Yikes! I took the compost they had created and put some of it in a bed where I put out the three tomato plants that my friend Marie had given me. The rest will have a similar fate in a few days as I make new beds. Then I got the bin ready for the worms to do their work by layering shredded newspaper and topsoil and tossing a fresh pile of peach skins for them to start working on.

And as if that wasn't enough creepy fun for one weekend, I found this when I was digging to prep the bed for tomatoes. This is the second one of these I've found in the yard. I've gotta' find out what they are. But that's for later because my son is taking me to see Star Trek - the new movie. Nature later, movie now.

Sunday, May 3, 2009

A day of volunteering

It’s early on a Sunday morning. I went to bed super early last night after an exhausting day of volunteering. I spent three hours in the morning with Theresa and Gloria, climbing up and down some very rugged terrain, searching for invasive plants on one of the BCP tracts. At one point we thought we might have to scale a wall but we found a way around it. At the top of that was a mesa with a little stand of flax amidst a pile of limestone rocks. Small pockets of moss took advantage of the sun. After a short breather, we started our descent. For all that efforts of the morning, we found one 3 ft. tall nandina. We cataloged it and denuded it of blooms and berries. At a point on our descent I saw the most beautiful little spider.
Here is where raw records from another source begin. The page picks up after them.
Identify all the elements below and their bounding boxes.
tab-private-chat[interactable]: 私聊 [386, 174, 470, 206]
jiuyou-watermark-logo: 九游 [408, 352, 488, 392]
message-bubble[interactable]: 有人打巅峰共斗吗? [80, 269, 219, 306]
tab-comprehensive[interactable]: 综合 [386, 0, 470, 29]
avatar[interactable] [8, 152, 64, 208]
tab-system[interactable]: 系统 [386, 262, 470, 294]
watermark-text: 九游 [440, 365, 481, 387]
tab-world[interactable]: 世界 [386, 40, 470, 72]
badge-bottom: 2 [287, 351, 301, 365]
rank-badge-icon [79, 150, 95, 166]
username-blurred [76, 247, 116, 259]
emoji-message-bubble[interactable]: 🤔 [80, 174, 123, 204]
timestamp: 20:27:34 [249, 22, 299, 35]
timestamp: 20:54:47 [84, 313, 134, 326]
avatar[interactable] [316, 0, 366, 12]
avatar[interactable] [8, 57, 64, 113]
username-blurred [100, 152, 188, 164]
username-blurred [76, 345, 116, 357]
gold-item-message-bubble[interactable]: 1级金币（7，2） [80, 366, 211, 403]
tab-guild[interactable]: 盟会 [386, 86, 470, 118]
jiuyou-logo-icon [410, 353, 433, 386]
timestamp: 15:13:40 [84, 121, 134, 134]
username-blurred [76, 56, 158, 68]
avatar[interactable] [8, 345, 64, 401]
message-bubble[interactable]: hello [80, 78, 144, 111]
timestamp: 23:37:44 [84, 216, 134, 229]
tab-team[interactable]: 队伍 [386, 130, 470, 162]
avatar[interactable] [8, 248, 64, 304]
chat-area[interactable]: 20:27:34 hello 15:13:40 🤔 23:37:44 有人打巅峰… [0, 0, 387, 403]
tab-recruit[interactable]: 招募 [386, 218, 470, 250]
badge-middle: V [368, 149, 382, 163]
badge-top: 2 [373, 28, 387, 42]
It was probably in the Theridiidae family, no more than 3 mm, lying belly up in its tangled web amongst branches. It was green with a shiny copper spot on its belly. It was worth all the pain and discomfort of the day to see that little creature. Here are some photos of our BCP invasive hunt:

Devil's shoestring. Not an invasive plant.

Daddy Longlegs

Gloria trying to scale a rock wall. Ha!

Theresa and Gloria identifying a plant

Orange mushrooms in the leaf litter

Life persists

After we completed our survey, I drove home and had a quick lunch, shower, and 20 min power nap. Then it was off to the Wildflower Center for an afternoon of vegetation surveying on their research plots. The plots we surveyed were quite a distance from the center so we got to ride on “gators”, the motorized Kawasaki 4 wheelers they use to get around out there. The ride to and fro was a delight. Imagine perfect weather, tall stands of purple three awn grasses bent over in the breeze, spots of color everywhere from the blooming wildflowers, all accented with bright yellow prickly pear blooms. There were just a handful of us and we were all ready to start our weekends so we got down to business and surveyed our plots. I’m pretty sure I can now distinguish these grasses: purple three awn, spear grass, love grass, fall witch grass, and side oats gramma. Plus the “bad” grasses like King Ranch Bluestem, Johnson grass, and rescue grass.

My ride out to the research plot - one of the gators

The real experts return from the field - Dick and Jeannine (foreground) work at WFC and seem to know everything - but in a nice way.